7À la lumière de cette analyse, un élément reste toutefois en suspens : il s’agit du processus de dynamisation des solutions hautement diluées utilisées dans l’expérience. Le terme même de « dynamisation » n’apparaît que tardivement dans l’ouvrage, alors qu’il est le principe par lequel les solutions acquerraient leurs propriétés, selon les fondements de la théorie homéopathique développée par Samuel Hahnemann dans sa Materia Medica (1811 à 1833) ; la dynamisation serait en effet une étape cruciale de la fabrication d’un remède. Elle consiste en une agitation de la solution qui vise à induire une transformation de la matière, une acquisition de propriétés lors de ce processus dynamique de succussion. Or cette étape intervient pourtant dans le protocole de l’expérience publiée dans Nature, mais le choix du terme de succussion – et non de dynamisation – fait par l’équipe du professeur Benveniste n’est pas discuté dans l’ouvrage de Pascal Ragouet. Je fais l’hypothèse que ce choix délibéré de ne parler que de dilution et succussion permet à l’équipe du professeur Benveniste de se tenir à distance des enjeux associés à la théorie homéopathique, alors même que le principe de ces traitements – la persistance d’une efficacité dans une solution hautement diluée – est celui que l’équipe de chercheurs et chercheuses souhaite démontrer, sachant de plus que certain·e·s d’entre eux ont des liens importants avec l’industrie homéopathique française, ainsi que le souligne Pascal Ragouet. Ce qui me conduit à discuter un autre aspect de la controverse peu abordé dans l’ouvrage, à savoir la place d’Elisabeth Davenas. Cette chercheuse devient dans l’ouvrage une simple « expérimentatrice » (p. 104), or selon le premier principe analytique choisi par l’auteur (celui du capital différentiel détenu par les acteurs et actrices scientifiques) la place de cette scientifique – première signataire de l’article de Nature – est sans doute intéressante pour comprendre la controverse. A-t-elle par exemple également été victime d’un repli institutionnel comme son illustre directeur ? On peut regretter l’absence de cette chercheuse, participant ainsi à une invisibilisation des membres individuels de l’équipe et du laboratoire concerné au profit d’une focalisation sur leur leader scientifique alors que ces chercheurs et chercheuses sont pourtant aux premières loges du travail de recherche.
- 6 À ce sujet, voir l’article d’Alain Kaufmann (1993) et en particulier son analyse du rôle de la revu (...)

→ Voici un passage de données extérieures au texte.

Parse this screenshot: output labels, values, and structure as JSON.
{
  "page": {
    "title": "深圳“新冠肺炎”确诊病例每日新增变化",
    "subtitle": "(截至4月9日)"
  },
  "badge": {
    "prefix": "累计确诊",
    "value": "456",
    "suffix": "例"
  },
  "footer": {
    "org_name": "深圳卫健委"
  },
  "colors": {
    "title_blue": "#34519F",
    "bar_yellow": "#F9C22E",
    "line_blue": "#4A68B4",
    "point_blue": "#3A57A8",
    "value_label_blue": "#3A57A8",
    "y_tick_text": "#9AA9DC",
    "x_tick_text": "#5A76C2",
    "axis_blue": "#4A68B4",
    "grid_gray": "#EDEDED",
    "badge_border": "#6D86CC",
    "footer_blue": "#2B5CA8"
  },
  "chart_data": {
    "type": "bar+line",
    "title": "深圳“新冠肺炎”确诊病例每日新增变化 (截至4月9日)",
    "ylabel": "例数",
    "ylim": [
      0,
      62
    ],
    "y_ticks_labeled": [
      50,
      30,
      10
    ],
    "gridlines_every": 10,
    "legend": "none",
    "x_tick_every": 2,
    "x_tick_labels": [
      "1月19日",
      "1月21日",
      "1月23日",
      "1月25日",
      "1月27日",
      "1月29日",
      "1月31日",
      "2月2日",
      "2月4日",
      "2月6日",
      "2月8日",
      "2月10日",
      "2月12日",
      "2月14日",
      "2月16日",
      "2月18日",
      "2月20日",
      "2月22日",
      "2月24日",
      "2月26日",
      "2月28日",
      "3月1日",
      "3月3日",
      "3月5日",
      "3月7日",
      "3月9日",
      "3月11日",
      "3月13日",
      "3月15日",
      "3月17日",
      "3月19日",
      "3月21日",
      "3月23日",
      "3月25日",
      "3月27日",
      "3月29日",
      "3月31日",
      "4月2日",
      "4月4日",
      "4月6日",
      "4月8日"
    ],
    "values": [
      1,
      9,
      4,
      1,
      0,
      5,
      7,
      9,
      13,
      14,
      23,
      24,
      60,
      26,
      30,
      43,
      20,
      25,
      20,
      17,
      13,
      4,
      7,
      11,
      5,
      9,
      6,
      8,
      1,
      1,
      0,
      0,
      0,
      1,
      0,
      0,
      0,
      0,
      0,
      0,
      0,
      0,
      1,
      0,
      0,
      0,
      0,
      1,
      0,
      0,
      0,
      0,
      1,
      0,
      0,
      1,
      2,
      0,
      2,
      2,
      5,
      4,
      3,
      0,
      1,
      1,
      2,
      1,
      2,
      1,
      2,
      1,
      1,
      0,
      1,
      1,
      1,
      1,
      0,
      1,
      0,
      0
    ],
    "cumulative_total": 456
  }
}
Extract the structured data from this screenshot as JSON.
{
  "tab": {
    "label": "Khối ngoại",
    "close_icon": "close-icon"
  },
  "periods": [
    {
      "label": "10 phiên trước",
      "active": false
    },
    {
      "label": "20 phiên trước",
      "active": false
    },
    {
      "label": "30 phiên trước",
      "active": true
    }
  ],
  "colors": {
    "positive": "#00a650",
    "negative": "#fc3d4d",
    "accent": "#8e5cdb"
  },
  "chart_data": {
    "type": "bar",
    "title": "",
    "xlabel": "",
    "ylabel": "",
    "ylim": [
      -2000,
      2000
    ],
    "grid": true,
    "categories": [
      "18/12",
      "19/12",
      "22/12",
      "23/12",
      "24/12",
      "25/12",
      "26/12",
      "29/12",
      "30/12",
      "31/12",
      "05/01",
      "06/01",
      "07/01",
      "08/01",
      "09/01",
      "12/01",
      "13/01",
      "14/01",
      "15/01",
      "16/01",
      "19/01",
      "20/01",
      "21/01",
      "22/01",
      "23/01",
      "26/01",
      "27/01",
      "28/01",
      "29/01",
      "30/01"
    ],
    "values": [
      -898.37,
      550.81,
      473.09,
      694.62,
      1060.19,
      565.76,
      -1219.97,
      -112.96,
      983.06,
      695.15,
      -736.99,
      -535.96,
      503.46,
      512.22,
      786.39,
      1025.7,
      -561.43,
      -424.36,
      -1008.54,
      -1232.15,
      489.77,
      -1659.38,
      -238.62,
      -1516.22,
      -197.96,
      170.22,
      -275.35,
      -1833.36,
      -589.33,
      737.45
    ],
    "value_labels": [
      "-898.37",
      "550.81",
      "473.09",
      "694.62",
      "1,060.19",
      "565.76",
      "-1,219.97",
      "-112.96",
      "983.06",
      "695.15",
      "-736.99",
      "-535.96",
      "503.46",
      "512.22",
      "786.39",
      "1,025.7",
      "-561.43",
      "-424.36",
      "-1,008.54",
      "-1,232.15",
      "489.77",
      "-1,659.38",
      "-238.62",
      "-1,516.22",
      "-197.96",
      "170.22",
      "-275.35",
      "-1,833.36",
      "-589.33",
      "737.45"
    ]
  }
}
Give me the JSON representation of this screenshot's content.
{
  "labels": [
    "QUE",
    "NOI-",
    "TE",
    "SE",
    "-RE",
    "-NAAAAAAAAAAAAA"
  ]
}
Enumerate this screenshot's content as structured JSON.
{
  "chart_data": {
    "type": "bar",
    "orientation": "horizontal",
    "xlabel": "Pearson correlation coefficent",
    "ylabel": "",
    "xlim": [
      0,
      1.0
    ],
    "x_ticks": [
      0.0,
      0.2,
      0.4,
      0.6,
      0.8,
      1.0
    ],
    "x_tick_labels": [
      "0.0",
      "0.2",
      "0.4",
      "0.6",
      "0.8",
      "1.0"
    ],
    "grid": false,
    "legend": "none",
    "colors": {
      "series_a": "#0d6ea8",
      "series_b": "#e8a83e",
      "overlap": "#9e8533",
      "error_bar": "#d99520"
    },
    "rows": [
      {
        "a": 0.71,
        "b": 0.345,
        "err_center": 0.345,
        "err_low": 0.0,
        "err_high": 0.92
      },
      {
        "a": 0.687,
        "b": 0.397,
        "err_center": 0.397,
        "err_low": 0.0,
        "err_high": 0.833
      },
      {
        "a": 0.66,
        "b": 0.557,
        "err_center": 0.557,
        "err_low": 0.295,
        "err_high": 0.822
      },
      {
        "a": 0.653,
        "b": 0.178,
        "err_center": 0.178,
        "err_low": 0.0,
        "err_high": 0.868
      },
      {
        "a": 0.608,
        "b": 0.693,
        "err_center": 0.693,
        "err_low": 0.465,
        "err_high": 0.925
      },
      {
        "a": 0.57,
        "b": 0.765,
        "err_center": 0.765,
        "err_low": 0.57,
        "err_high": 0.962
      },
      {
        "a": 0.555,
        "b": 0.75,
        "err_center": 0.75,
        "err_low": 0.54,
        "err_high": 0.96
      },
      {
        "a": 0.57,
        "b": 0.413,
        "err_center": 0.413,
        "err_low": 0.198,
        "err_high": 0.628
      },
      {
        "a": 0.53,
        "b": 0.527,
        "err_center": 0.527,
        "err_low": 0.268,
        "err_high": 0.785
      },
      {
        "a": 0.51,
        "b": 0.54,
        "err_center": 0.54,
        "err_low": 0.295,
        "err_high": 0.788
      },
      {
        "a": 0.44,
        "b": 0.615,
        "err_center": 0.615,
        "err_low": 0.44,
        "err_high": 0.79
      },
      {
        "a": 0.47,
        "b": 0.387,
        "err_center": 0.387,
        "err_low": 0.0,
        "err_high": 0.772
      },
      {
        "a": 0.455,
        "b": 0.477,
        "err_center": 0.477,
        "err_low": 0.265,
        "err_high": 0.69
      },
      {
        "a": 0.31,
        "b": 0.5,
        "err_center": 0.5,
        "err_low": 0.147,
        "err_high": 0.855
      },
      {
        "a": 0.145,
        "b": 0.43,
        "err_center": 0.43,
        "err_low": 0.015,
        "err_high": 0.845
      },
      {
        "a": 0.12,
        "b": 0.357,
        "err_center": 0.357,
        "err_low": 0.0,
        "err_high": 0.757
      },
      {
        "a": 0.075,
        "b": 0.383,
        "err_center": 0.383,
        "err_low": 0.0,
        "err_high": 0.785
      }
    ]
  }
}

8Ce livre met en lumière plusieurs éléments importants constitutifs du fonctionnement de la recherche scientifique. C’est le cas par exemple des stratégies de publication élaborées par les chercheurs et chercheuses, observées ici dans les longs échanges de courriers entre Jacques Benveniste et la revue Nature, faisant ainsi émerger le processus de légitimation des résultats lors de leur publication dans une revue prestigieuse6. Ces stratégies apparaissent ici comme résultant d’un processus complexe soumis à différents facteurs, dont font partie les trois normes du jugement scientifique énoncées par Pascal Ragouet. Or il démontre que la mise en œuvre de chacune d’elles varie d’un·e scientifique à un·e autre, ce qui agit directement sur la dynamique de la controverse. En fin d’ouvrage, l’auteur observe également une diversification progressive des voies de légitimation des résultats expérimentaux, qui ne se limitent plus à la publication dans les revues spécialisées (reconnaissance par les pairs) ou dans les médias, comme l’illustrent notamment les travaux du professeur Montagnier qui, à propos des ondes électromagnétiques, entend obtenir en priorité une reconnaissance directement auprès du milieu financier. Cette diversification se manifeste aussi lorsque les chercheurs recourent à Internet comme moyen de légitimation ; les canaux de diffusion des résultats s’en trouvent totalement transformés et reconfigurés, et c’est l’un des éléments majeurs mis en lumière par cette récente analyse d’une ancienne controverse.